Thanks to Netgalley for the ARC: The book is an exploration of mothers and generational trauma. The main protagonists are Lila--the daughter of an abused woman who disappeared in her childhood and Lila's youngest daughter Grace who experienced far less trauma but fixates on it far more. Lila overcomes her abusive childhood to become a hugely successful newspaper editor and have a happy marriage. She's a hands off mother to the extreme. Her youngest daughter Grace writes a book excoriating Lila. Grace ultimately searches for Lila's missing mother and in doing so answers a central mystery and matures. I found the story and plotting well written. Lila's aversion to mothering felt a bit hyperbolic but it would be tolerated in a man. There are myriad characters--sometimes a bit confusing, but it made for a compelling story.

4.0. Really enjoyed this multigenerational novel. Covers many issues, including domestic abuse, abandonment, and mother/child relationships, among others. Very entertaining, witty, and sobering. It got a bit slow in parts but overall it was a good read. Thank you to Netgalley for providing me an advance copy in exchange for a candid and unbiased review.

Like Mother Like Mother is a darkly humorous and poignant novel that explores motherhood, female identity, and the complex bonds of family.
The novel weaves together the stories of three generations of strong women: a rebellious grandmother, a struggling mother, and a daughter navigating the pressures of adolescence. Each character struggles with societal expectations and the weight of inherited trauma, ultimately finding their own voices and forging their own definitions of success and happiness.
The author's use of dark humor is both refreshing and insightful. It allows for an authentic exploration of the messy realities of motherhood, from the day to day to the deeply personal, without ignoring the truly difficult subjects.
The character development is nuanced and compelling. Each woman undergoes a transformative journey of self-discovery, confronting their pasts and embracing their own unique paths. The novel challenges traditional notions of family, emphasizing the importance of defining family in a way that works for each individual, regardless of blood ties.
Like Mother Like Mother is a powerful and thought-provoking read that will resonate with anyone who has ever grappled with the complexities of family, identity, and the ever-evolving definition of motherhood.

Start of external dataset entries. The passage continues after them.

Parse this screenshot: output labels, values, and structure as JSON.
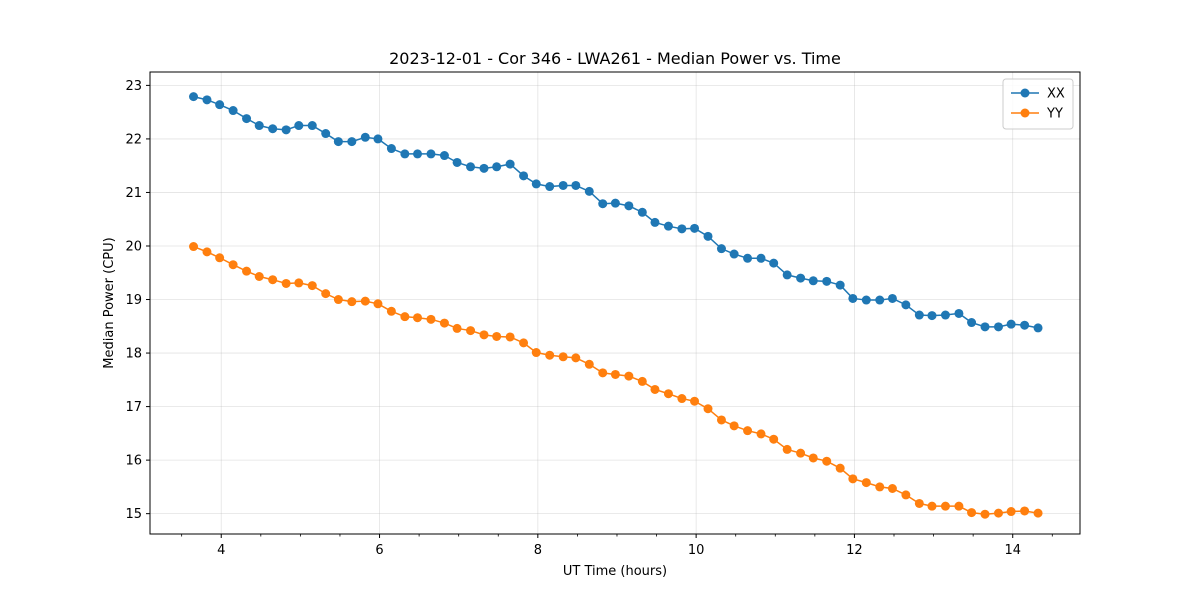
{
  "chart_data": {
    "type": "line",
    "title": "2023-12-01 - Cor 346 - LWA261 - Median Power vs. Time",
    "xlabel": "UT Time (hours)",
    "ylabel": "Median Power (CPU)",
    "xlim": [
      3.1,
      14.85
    ],
    "ylim": [
      14.62,
      23.25
    ],
    "xticks": [
      4,
      6,
      8,
      10,
      12,
      14
    ],
    "xtick_labels": [
      "4",
      "6",
      "8",
      "10",
      "12",
      "14"
    ],
    "yticks": [
      15,
      16,
      17,
      18,
      19,
      20,
      21,
      22,
      23
    ],
    "ytick_labels": [
      "15",
      "16",
      "17",
      "18",
      "19",
      "20",
      "21",
      "22",
      "23"
    ],
    "grid": true,
    "legend_position": "top-right",
    "x": [
      3.65,
      3.82,
      3.98,
      4.15,
      4.32,
      4.48,
      4.65,
      4.82,
      4.98,
      5.15,
      5.32,
      5.48,
      5.65,
      5.82,
      5.98,
      6.15,
      6.32,
      6.48,
      6.65,
      6.82,
      6.98,
      7.15,
      7.32,
      7.48,
      7.65,
      7.82,
      7.98,
      8.15,
      8.32,
      8.48,
      8.65,
      8.82,
      8.98,
      9.15,
      9.32,
      9.48,
      9.65,
      9.82,
      9.98,
      10.15,
      10.32,
      10.48,
      10.65,
      10.82,
      10.98,
      11.15,
      11.32,
      11.48,
      11.65,
      11.82,
      11.98,
      12.15,
      12.32,
      12.48,
      12.65,
      12.82,
      12.98,
      13.15,
      13.32,
      13.48,
      13.65,
      13.82,
      13.98,
      14.15,
      14.32
    ],
    "series": [
      {
        "name": "XX",
        "color": "#1f77b4",
        "values": [
          22.79,
          22.73,
          22.64,
          22.53,
          22.38,
          22.25,
          22.19,
          22.17,
          22.25,
          22.25,
          22.1,
          21.95,
          21.95,
          22.03,
          22.0,
          21.82,
          21.72,
          21.72,
          21.72,
          21.69,
          21.56,
          21.48,
          21.45,
          21.48,
          21.53,
          21.31,
          21.16,
          21.11,
          21.13,
          21.13,
          21.02,
          20.79,
          20.8,
          20.75,
          20.63,
          20.44,
          20.37,
          20.32,
          20.33,
          20.18,
          19.95,
          19.85,
          19.77,
          19.77,
          19.68,
          19.46,
          19.4,
          19.35,
          19.34,
          19.27,
          19.02,
          18.99,
          18.99,
          19.02,
          18.9,
          18.71,
          18.7,
          18.71,
          18.74,
          18.57,
          18.49,
          18.49,
          18.54,
          18.52,
          18.47
        ]
      },
      {
        "name": "YY",
        "color": "#ff7f0e",
        "values": [
          19.99,
          19.89,
          19.78,
          19.65,
          19.53,
          19.43,
          19.37,
          19.3,
          19.31,
          19.26,
          19.11,
          19.0,
          18.96,
          18.97,
          18.92,
          18.78,
          18.68,
          18.66,
          18.63,
          18.56,
          18.46,
          18.42,
          18.34,
          18.31,
          18.3,
          18.19,
          18.01,
          17.96,
          17.93,
          17.91,
          17.79,
          17.63,
          17.6,
          17.57,
          17.47,
          17.32,
          17.24,
          17.15,
          17.1,
          16.96,
          16.75,
          16.64,
          16.55,
          16.49,
          16.39,
          16.2,
          16.13,
          16.04,
          15.98,
          15.85,
          15.65,
          15.58,
          15.5,
          15.47,
          15.35,
          15.19,
          15.14,
          15.14,
          15.14,
          15.02,
          14.99,
          15.01,
          15.04,
          15.05,
          15.01
        ]
      }
    ]
  }
}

Absolutely no complaints about this book! It had everything that makes a novel thoroughly entertaining for me. Likable characters doing interesting things, juicy details, a bit of a mystery, an evil villain and one semi evil villain, and a story that never lets you down. What more can one ask from an author?

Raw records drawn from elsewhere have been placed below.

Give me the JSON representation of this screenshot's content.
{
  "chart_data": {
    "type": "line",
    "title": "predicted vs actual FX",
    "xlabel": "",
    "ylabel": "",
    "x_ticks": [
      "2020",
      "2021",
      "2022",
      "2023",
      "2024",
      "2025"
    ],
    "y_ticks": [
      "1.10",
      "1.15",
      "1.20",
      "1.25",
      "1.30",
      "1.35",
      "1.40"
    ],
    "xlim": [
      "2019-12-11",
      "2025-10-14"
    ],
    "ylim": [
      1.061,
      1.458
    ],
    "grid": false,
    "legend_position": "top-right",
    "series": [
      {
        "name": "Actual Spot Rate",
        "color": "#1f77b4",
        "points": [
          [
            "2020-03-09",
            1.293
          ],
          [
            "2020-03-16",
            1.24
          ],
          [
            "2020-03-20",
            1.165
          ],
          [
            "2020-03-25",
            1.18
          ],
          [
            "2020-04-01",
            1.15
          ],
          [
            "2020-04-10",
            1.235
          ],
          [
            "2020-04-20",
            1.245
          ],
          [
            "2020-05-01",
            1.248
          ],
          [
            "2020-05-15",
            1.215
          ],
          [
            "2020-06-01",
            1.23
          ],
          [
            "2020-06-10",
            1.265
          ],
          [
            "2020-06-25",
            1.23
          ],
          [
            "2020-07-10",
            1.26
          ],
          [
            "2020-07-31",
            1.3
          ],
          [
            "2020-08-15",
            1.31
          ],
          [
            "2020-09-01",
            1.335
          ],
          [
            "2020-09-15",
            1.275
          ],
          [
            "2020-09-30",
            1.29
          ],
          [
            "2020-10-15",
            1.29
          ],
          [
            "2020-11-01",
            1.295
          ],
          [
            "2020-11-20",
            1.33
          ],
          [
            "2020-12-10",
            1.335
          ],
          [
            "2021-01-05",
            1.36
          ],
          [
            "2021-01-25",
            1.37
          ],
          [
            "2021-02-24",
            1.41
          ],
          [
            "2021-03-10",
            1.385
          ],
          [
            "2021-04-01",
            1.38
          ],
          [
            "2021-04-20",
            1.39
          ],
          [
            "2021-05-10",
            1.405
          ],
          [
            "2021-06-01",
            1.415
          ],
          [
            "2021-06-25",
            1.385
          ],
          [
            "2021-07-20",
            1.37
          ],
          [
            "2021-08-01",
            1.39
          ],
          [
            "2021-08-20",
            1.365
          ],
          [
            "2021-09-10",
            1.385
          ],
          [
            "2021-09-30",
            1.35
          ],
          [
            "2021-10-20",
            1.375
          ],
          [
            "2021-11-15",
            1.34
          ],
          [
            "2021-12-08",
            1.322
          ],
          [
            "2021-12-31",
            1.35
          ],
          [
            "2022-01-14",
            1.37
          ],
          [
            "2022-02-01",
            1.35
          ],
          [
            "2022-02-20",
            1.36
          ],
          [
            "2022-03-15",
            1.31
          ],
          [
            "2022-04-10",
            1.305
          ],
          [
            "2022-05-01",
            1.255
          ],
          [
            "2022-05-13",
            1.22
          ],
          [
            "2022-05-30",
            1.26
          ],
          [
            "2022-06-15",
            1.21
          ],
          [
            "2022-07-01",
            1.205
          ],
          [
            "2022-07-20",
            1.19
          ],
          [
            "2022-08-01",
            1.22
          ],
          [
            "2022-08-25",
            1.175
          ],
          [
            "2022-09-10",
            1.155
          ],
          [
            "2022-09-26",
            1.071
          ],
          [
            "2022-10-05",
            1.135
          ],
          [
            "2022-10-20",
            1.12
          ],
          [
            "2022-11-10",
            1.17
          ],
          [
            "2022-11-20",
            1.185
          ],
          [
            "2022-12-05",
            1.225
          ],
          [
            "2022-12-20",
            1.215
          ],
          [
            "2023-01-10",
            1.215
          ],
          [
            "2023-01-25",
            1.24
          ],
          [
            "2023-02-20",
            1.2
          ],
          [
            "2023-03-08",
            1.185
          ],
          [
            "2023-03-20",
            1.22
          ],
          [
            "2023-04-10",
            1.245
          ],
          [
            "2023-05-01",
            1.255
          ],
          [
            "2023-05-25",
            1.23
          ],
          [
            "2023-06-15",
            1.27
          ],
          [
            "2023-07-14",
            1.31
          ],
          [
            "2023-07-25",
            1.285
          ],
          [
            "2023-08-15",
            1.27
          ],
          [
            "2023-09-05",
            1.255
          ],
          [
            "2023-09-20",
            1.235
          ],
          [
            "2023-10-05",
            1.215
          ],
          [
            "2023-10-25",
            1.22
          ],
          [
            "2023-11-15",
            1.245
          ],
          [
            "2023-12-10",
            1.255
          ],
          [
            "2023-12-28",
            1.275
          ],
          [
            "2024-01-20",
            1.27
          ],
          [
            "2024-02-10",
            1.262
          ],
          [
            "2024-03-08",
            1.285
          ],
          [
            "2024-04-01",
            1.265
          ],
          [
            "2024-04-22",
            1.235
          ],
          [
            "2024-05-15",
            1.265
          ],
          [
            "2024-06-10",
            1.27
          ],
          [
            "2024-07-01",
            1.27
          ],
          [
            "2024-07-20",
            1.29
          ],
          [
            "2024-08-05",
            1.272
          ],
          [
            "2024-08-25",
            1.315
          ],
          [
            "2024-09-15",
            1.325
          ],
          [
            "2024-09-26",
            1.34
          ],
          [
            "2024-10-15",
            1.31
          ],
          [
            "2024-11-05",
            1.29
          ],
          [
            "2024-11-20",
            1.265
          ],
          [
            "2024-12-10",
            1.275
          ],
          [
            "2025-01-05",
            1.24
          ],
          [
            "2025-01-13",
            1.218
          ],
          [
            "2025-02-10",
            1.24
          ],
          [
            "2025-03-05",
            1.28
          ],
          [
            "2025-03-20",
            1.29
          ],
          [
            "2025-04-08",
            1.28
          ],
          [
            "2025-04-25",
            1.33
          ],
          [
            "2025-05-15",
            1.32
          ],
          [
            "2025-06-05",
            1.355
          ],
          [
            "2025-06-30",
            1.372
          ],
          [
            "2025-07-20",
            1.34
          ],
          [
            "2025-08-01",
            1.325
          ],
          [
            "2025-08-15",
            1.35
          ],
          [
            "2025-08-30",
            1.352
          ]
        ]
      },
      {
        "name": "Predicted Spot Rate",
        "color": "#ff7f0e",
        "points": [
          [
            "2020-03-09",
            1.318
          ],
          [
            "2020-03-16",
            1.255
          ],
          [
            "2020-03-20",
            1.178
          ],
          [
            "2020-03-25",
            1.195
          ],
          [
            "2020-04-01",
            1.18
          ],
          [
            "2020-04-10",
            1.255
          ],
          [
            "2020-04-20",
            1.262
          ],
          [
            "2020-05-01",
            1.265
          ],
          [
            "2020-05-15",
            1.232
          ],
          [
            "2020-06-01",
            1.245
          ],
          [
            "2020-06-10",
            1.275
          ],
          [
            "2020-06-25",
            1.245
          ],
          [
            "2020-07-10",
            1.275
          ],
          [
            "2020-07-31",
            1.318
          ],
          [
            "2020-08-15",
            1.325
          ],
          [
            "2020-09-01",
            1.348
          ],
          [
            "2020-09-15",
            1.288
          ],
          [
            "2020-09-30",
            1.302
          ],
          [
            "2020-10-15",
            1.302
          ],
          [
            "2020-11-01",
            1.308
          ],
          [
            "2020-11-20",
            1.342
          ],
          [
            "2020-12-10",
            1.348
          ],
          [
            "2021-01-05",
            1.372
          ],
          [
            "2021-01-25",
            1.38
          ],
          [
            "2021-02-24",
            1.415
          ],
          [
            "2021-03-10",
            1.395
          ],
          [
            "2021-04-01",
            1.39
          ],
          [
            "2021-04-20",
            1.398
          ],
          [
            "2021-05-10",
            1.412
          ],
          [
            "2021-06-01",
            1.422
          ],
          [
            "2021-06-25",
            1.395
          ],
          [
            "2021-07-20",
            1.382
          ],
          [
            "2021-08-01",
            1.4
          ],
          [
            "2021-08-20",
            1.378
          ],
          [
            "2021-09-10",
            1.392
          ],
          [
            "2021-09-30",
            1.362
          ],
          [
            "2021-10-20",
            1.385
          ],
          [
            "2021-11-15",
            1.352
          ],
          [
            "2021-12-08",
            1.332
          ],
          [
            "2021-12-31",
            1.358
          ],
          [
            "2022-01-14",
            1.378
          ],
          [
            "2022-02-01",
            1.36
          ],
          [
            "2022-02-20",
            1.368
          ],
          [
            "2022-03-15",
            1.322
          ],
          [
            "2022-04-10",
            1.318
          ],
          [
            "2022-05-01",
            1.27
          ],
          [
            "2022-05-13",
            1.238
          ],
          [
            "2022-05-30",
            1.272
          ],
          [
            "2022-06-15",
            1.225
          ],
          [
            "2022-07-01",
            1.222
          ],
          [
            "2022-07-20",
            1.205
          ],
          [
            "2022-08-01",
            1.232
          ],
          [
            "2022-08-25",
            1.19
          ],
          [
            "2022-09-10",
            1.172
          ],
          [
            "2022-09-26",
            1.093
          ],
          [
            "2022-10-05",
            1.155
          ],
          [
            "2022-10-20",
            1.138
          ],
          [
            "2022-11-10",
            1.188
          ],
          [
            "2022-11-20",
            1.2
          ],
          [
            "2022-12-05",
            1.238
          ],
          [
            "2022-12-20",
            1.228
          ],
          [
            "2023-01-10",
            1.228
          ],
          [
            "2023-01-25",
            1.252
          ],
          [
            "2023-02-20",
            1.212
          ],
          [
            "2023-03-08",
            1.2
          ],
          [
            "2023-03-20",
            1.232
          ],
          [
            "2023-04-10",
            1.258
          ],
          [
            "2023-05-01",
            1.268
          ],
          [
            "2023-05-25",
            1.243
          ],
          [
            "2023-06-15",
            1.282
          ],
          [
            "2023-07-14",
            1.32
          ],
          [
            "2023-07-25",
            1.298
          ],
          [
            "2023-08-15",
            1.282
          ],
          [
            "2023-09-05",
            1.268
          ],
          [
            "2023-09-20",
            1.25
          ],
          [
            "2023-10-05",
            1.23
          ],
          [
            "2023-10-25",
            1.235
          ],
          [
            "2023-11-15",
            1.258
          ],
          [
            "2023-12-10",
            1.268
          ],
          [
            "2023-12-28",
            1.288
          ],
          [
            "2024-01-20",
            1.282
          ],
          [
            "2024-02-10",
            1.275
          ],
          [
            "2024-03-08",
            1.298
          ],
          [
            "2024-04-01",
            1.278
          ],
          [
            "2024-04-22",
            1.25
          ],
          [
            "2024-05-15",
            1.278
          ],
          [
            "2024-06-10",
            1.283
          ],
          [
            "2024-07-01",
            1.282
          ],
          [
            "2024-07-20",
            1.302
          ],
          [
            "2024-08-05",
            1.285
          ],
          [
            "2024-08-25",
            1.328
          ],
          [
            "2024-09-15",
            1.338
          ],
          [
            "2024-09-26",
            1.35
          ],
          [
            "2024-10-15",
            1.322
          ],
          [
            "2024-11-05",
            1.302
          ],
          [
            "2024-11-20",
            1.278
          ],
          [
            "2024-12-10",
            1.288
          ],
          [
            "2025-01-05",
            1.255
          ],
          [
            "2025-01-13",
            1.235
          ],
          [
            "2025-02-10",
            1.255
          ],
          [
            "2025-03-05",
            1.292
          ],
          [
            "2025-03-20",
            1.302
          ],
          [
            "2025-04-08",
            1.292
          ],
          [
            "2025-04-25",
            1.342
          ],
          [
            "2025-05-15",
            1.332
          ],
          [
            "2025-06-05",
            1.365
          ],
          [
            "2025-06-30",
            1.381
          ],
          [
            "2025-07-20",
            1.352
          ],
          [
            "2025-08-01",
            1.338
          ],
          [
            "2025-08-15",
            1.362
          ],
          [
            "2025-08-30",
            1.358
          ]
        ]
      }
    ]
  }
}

Family secrets will always come out. Following generations of strong-willed women, the secrets start when Lila Pereira was 2 years old and her mother was committed to a local Detroit asylum. From there, Lila's father abused her and her siblings and always maintained that her mother was dead. On her deathbed, she asks her youngest daughter, Grace, to find out what happened to her mom. Following in her mother's footsteps as a renowned journalist, Grace takes on the challenge and begins to dig into the truth. However, sometimes, it's best to not go back, because then how can you look forward to the future.
Going into this one, I wanted a bit more thriller on this story. Instead, I felt I got a lot of unnecessary family drama. I couldn't get into their story and felt that it was drawn out too much. It didn't help that I wasn't a huge fan of the characters. I always say this and it's true, but literary fiction is not for me.

I LOVED this sweeping story about mothers and fathers, and does childhood trauma shape your whole life, including your children's lives? I thought the characters were well written, and even if you wanted to shake them sometimes, you understood their motivations. At first, I thought there were too characters introduced, but she expertly wove them all together and I loved seeing it come together. Sometimes it felt a little long, so it wasn't necessarily a perfect book, but it is one I adored and will share with others!